L’énorme pression que la communauté arabe palestinienne d’Israël a exercé sur les partis arabes a porté ses fruits : ils présenteront une liste commune aux élections [du 17] septembre.
Les chroniqueurs en ligne peuvent finalement se retirer, le moment choisi ne pouvait être plus parfait. Avec l’Eid al-Adha, la « Fête du Sacrifice », qui bat son plein, la plupart des commentateurs passionnés des réseaux sociaux sont en vacances quelque part en Europe, ou franchissent paresseusement la frontière avec l’Egypte ou la Jordanie. L’enthousiasme n’était pas à son comble d’avoir à débattre de la Liste arabe unie.

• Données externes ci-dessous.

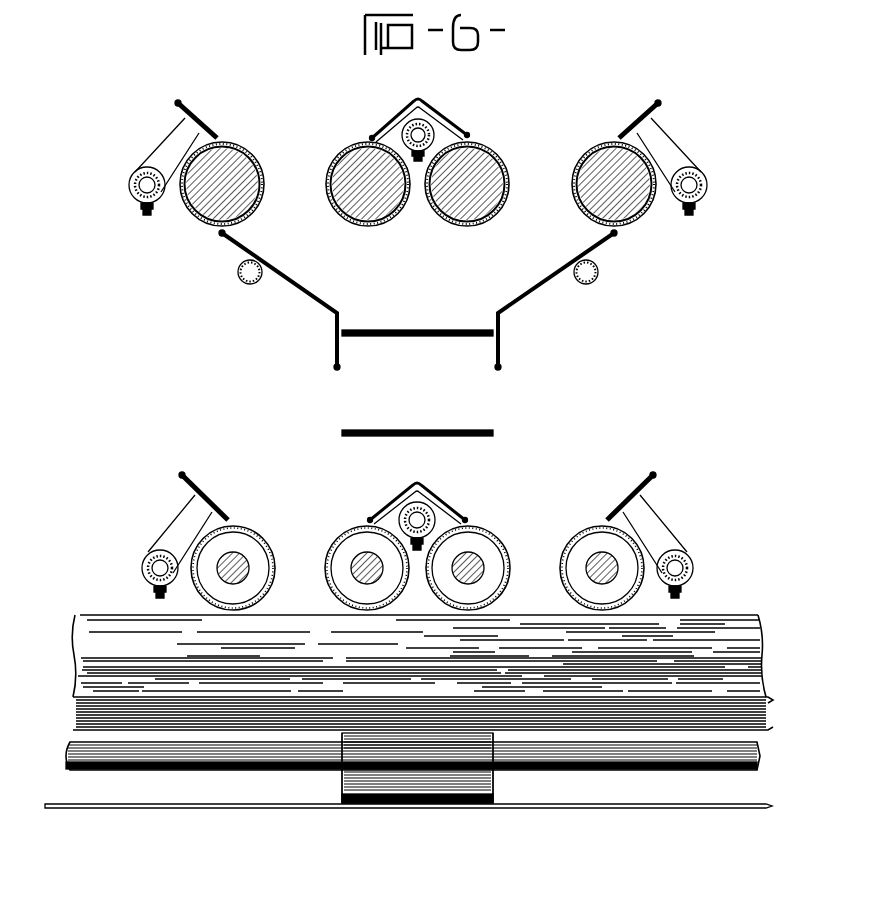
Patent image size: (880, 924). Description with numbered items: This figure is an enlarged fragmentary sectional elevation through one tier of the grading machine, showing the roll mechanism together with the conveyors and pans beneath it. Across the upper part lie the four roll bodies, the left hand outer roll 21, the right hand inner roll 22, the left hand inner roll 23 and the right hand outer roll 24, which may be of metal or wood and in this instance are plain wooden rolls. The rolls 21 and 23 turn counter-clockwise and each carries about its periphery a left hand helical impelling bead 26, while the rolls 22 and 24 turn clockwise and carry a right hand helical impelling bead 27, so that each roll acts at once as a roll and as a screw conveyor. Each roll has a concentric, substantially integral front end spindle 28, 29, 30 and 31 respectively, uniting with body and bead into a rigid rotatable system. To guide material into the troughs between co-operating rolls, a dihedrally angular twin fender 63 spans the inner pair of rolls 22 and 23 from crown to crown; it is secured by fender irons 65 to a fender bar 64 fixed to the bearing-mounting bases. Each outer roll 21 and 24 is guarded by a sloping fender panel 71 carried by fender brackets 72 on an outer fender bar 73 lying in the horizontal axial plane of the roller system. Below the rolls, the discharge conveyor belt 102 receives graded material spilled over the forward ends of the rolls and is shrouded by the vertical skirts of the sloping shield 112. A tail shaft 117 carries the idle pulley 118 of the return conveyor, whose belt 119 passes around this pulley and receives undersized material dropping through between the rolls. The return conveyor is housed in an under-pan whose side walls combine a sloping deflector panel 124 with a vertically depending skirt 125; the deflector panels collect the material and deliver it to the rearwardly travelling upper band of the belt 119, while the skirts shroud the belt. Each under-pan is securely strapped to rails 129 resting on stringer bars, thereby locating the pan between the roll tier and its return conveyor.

Dans la période qui a précédé les élections de 2015, après que la droite israélienne a relevé le seuil électoral [1] pour tenir les partis palestiniens à l’écart, les quatre partis arabes [2] ont, pour survivre, fait campagne sur une liste unique. La liste arabe unie finit par obtenir 13 des 120 sièges de la Knesset, soit la représentation la plus importante des Palestiniens d’Israël depuis la création de l’Etat.

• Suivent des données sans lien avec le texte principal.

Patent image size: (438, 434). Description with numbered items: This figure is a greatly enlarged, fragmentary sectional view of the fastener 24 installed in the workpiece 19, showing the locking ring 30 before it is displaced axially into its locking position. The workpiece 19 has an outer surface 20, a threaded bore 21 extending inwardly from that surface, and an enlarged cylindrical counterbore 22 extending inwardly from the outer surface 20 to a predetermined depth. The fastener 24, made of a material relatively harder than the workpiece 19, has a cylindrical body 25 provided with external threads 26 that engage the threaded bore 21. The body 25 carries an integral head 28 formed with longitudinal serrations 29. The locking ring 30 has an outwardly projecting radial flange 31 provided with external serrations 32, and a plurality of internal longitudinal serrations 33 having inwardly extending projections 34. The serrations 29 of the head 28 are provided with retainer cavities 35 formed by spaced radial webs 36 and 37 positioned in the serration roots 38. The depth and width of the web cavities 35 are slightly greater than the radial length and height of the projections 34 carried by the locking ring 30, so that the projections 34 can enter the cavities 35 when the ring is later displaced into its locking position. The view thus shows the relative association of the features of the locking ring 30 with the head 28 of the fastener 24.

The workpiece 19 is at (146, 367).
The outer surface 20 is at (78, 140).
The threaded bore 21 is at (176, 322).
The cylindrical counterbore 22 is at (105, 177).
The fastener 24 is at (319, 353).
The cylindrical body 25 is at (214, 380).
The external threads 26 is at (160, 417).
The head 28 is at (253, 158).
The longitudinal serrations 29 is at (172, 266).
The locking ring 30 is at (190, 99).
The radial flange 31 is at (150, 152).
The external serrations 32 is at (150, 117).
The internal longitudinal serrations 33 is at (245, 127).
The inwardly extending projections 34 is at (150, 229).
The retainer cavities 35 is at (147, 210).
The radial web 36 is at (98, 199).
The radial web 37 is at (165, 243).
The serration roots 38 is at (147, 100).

Aux élections d’avril dernier, des luttes politiques intestines ont éclipsé l’union politique et la Liste arabe unie s’est scindée en deux, provoquant la déception de milliers d’électeurs palestiniens. Le prix politique de cette division ayant été particulièrement élevé, les partis arabes ont récemment annoncé qu’ils se présenteraient à nouveau ensemble sous la bannière de la Liste arabe unie.
La Liste arabe unie nous a manqué mais Smotrich est pire
Parmi ceux qui ont boycotté les élections d’avril, certains le font pour des raisons idéologiques. Ces abstentionnistes « classiques » persévèrent en expliquant que l’état sioniste est fondé sur la discrimination, qu’il découle une entreprise coloniale et qu’il ne doit pas lui être fait l’honneur d’une quelconque coopération.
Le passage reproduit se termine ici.